Wombats can no longer be killed without a permit anywhere in Victoria after the state government fixed a legal loophole that left them open to being hunted for sport.
The amendment to the Wildlife Act 1975 came into effect on Thursday, officially revoking an outdated law that declared wombats unprotected in some parts of the state.
It follows a state government inquiry into wombat protection laws that was triggered by public outrage after The New Daily revealed wealthy international tourists were being invited to a Murrindindi farm in northern Victoria to hunt the animals.
I know a lot of you were concerned last year when it was revealed wombats were being hunted by wealthy tourists at a…
The farm is owned by a Chinese businessman and partner of Crown casino at the centre of an explosive Nine investigation into links between casinos and organised crime.
Revelations that wombats were being offered as hunting targets for foreign tourists exposed a “confusing” loophole in the Wildlife Act that meant the animals were not protected in 193 parishes in Victoria.

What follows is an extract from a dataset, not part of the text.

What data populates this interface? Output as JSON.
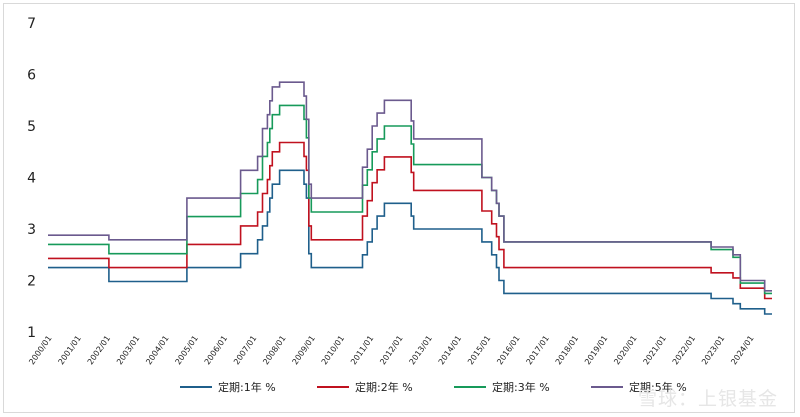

A number of politicians, including Greens Senator Sarah Hanson-Young and Victorian MP Andy Meddick, raised the issue of wombat killing laws in Parliament, demanding the government take action to protect them.
More than 200,000 people signed a petition calling on the Victorian government to protect the animals statewide.
In response to public outrage, the Environment Department promised to review the state’s wombat killing laws.
In December last year, the department confirmed it had completed its review, but gave very few details about what action it would take to stop wombat killings.
On Thursday, the Victorian Government overturned the decades-old legal loophole.